Ma che cos’è e come si produce la carne coltivata? Detta semplice, la tecnologia della carne coltivata consente di avere una coscia di pollo senza per forza allevare un pollo: si può “costruire” solo la coscia. Per farlo si parte dalle cellule staminali, cioè quelle cellule “duttili” e non ancora specializzate nel loro ruolo. Le staminali di un campione vengono clonate in grandissime quantità fino a replicare in tutto e per tutto le cellule della parte che si vuole sviluppare, attraverso l’utilizzo di reattori e nutrienti particolari. Queste cellule, clonate a milioni, diventano quindi una sorta di carne macinata commestibile, ricomponibile e “stampabile” nella forma preferita. Posso quindi farne una bistecca o un hamburger, secondo quello che serve. La tecnologia è in fase di sviluppo e la produzione su larga scala potrebbe richiedere ancora tempo, ma le possibilità davanti a noi sono incredibili.
La carne coltivata non è considerata sintetica perché viene prodotta secondo “principi naturali”, e con reattori cellulari inventati dall’uomo che assomigliano ad una sorta di incubatori artificiali. Naturalmente gli scenari diventano inquietanti, del resto la tecnologia pone problemi di ordine etici e pratici da sempre. Per ora produrre carne coltivata ha un costo ambientale proibitivo, decisamente più elevato di quello della coltivazione delle verdure, e da 4 a 25 volte quelli del metodo zootecnico tradizionale, ma le prospettive di questo nuovo mercato valgono già 25 miliardi di dollari nel 2030 secondo gli esperti.

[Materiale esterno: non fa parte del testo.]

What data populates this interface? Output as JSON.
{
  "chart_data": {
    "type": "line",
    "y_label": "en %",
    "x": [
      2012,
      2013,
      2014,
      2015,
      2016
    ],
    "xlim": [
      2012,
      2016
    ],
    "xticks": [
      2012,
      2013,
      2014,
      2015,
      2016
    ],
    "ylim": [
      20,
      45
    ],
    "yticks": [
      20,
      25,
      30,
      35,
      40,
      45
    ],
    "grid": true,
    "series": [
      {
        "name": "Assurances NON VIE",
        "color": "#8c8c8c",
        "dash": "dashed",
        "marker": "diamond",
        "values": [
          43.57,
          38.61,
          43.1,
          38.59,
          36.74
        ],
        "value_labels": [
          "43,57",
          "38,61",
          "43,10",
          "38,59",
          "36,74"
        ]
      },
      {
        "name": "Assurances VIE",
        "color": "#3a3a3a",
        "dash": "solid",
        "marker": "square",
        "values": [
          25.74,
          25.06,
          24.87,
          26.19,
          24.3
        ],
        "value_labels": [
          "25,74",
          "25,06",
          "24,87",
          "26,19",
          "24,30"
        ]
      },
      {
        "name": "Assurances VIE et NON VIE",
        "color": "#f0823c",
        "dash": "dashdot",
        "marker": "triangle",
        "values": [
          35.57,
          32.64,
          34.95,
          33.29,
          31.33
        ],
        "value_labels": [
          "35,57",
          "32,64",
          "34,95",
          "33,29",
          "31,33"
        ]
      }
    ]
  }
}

Se infatti Singapore è l’unico Paese al mondo dove è possibile commercializzare la carne coltivata, USA e Cina e molti altri Paesi anche in Europa si stanno muovendo per cercare di primeggiare in questo nuovo business per trarne il massimo vantaggio non solo economico, ma anche strategico. Negli USA ad esempio, da giugno si può produrre e commercializzare il pollo coltivato con in Israele.
In questo scenario il Parlamento Italiano è stato il primo al mondo a vietare sia la vendita che la produzione di carni “coltivate”, l’unico fra i paesi dove c’è una legislatura in materia a fare una scelta netta contro questo tipo tipo di tecnologia, accompagnata dalla quasi rissa tra Prandini (Coldiretti) e i soliti radicali “guastafeste” (Della vedova e Maggi), e da una buone dose di ideologia (il cognato del premier e ministro dell’agricoltura Lollobrigida) ideologia che è più tattica che strategica.
Al di là della rappresentazione mediatica e delle opinioni personali la scelta probabilmente punta a tutelare il mercato delle eccellenze alimentari di cui l’Italia notoriamente si fregia, eppure nel mondo che diventa digitale e che disperatamente tenta di ridurre le emissioni di CO2, l’opzione della carne che non viene da allevamenti e dalla zootecnia potrebbe essere tutt’altro che da scartare. Il tema di quanto e come la tecnologia possa entrare nel settore dell’agroalimentare in senso lato non nasce oggi e alimenta una contrapposizione tra apocalittici ed integrati sempre più netta.
Oggi siamo 8 miliardi nel mondo e la povertà alimentare riguarda una percentuale significativa della popolazione mondiale. La zootecnia inquina come le centrali a carbone. I pesticidi intossicano il suolo e le acque del pianeta. Non solo quelli che si usano per cereali e ortaggi, ma anche quelli che si usano per il foraggio.
Per quanto riguarda i temi di ordine etico e filosofico, il progredire della tecnologia e del digitale alza l’asta sempre di più e apre uno scenario che va definito e governato. L’opinione in Italia sulla carne prodotta in laboratorio è per lo più negativa, 3 italiani su 4 non sono disposti a sostituire la carne prodotta secondo il metodo tradizionale con quella da laboratorio, dunque non dovrebbe stupire più di tanto che il Governo si faccia interprete degli umori della maggioranza degli italiani. Vietare però serve a poco, serve invece capire e governare. Pensando tra l’altro che il mondo è connesso oltre che complesso e che vietare in un solo paese produce effetti negativi da sempre.